FENWICK — Fenwick Island officials last week approved the construction of a new public safety building after months of debate about the size of the structure.
The new 3,500-square foot facility will be built on a town-owned property adjacent to the public works garage. The town has contracted with Bunting Construction to build the facility, which came in with a price tag of just over $603,000.
The building will include a reception area, office space and lockers for the town’s police department and a holding area for arrestees. In addition, about 650 square feet in the facility will be set aside for the town’s 26-member beach patrol. The facility will be built to hurricane strength standards and could be used as a command center and shelter in the event of an emergency. Construction is set to begin shortly after Labor Day and the facility should be completed by next April or May.
Mikulski Jobs Tour Hits Shore
BERLIN — Sen. Barbara A. Mikulski last week continued her statewide jobs tour by meeting with representatives of the poultry and seafood industries on the Eastern Shore.
Poultry is a $2 billion a year industry in Maryland. The state’s 1,000 poultry farms create 14,700 jobs on the Delmarva Peninsula, including 8,000 jobs in Maryland. Seafood is also a $2 billion a year industry in Maryland.
“I’m so proud to be on the Eastern Shore to talk about how we can preserve and create jobs in the industries that have made Maryland great,” she said. “On the Eastern Shore, that’s poultry and seafood. I’m here to listen to the people of the Eastern Shore. I know Washington doesn’t have all the answers, and that what’s right for one part of the country may not be right for the Eastern Shore. I will keep fighting for you and make sure your voices are heard in Washington.”
Mikulski also is fighting for Maryland’s seafood industry, which faces big challenges in the market and from the forces of nature.
“Here on the Chesapeake Bay, watermen and seafood processors are an integral part of our life, our history, our culture and our economy,”Mikulski said. “We are concerned they are an endangered species. I will keep fighting to make sure they have the workforce they need to harvest and process crabs and oysters from the Chesapeake Bay.”
Wicomico Online Tax Payment Option Starts
SALISBURY — Residents and business owners in Wicomico County are able to pay property taxes and utility bills on-line through the county’s website starting this week.
Wicomico County Executive Richard M. Pollitt, Jr., announced, starting yesterday, July 14, residents and businesses may go online to view and pay real estate, personal property and county utility bills. Pollitt said that users can access the new service by logging on to the county web page and selecting a button on the left that reads, “Pay Real Estate Taxes Online- Citizen Self-Service.” Users should then follow the link to “Citizen Self Service.”
With the new service, Pollitt said that users can view tax bills and make payment by credit card, debit card or electronic check. A third party service provider, Official Payments, operates the new process.

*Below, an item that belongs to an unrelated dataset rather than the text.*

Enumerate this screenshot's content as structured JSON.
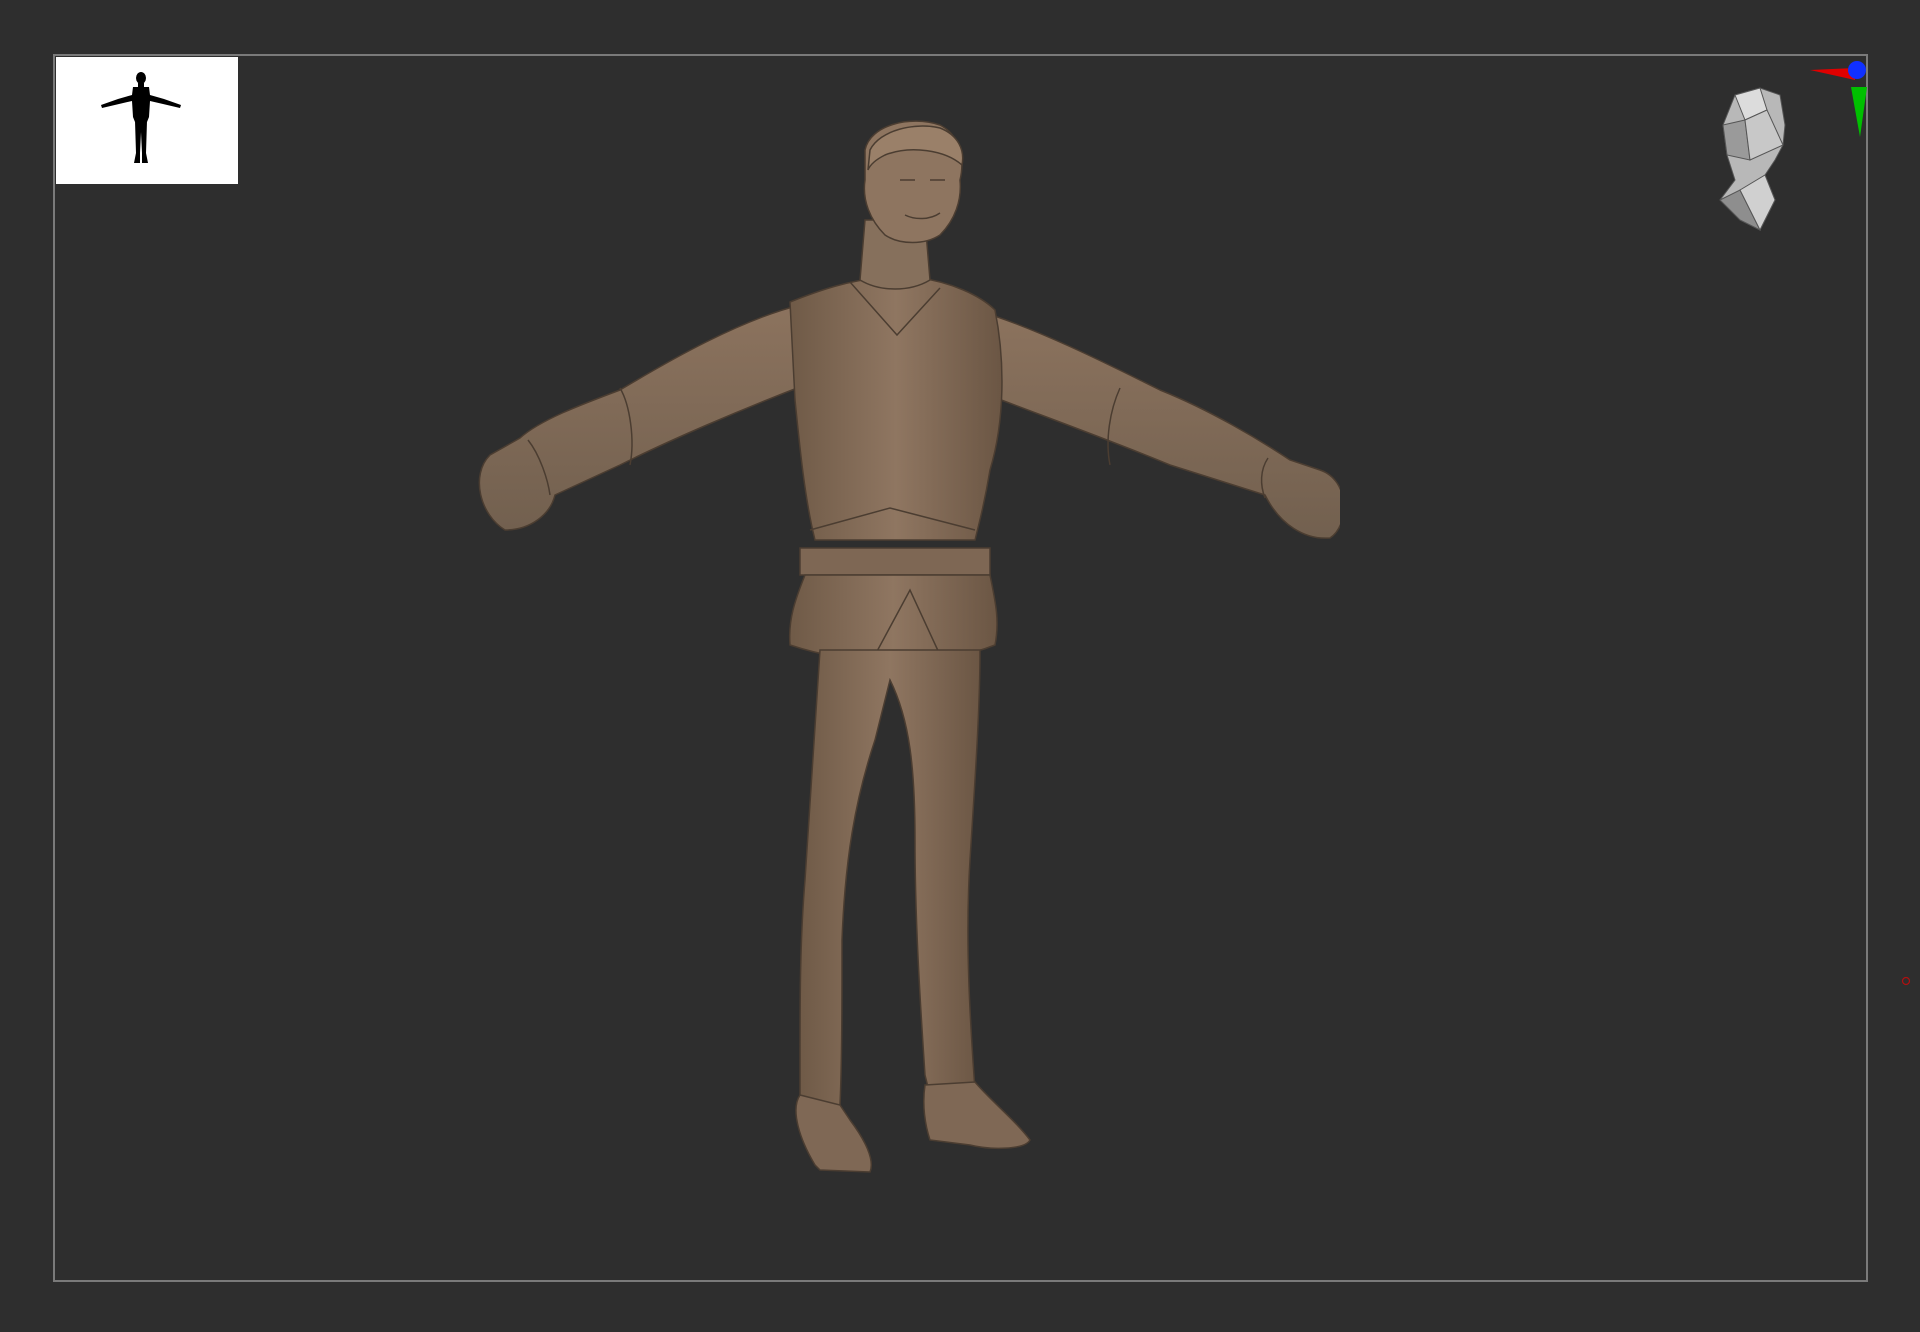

There is a convenience fee of 2.75 percent of the bill amount or a $3.95 minimum for credit or debit card use. There is a flat fee of $3 for electronic check payments. The fees are in addition to the amount due the county. The user will see the fees involved before payments are processed.
“This should be a great convenience for our county tax payers,” said Pollitt. “I also anticipate that the service will greatly improve the efficiency of the county Finance Department. I encourage the use of this new feature.”
Chesapeake Milestone Near
BERLIN — At the Chesapeake Executive Council Meeting last week, Gov. Martin O’Malley announced that Maryland is 98 percent on the way to reaching its two-year milestone commitments for reducing nitrogen and phosphorous into the Chesapeake Bay – a sign that the state is making significant progress toward reaching its short term Chesapeake Bay pollution reduction goal.
“While along with the other Bay states, we must await confirmation of our numbers from the EPA’s computer model at year’s end, our BayStat process allows us to accurately track our progress on a monthly basis,” said O’Malley. “With our farmers planting record numbers of cover crops, our citizens planting trees and growing oysters, our municipalities upgrading wastewater treatment plants, and our legislators enacting important new laws, these numbers once again prove that here in Maryland, we don’t make excuses, we make progress.”
In an effort to dramatically accelerate Bay restoration progress, O’Malley originally led the effort to establish short-term pollution reduction goals during the 2009 Chesapeake Executive Council (EC) meeting. Maryland uses the BayStat process to continually assess and adapt its 2-year milestone achievements and goals to reflect actual conditions. Maryland’s goals for the period 2009-2011 were to reduce nitrogen by 3.75 million pounds and phosphorus by 193,000 pounds.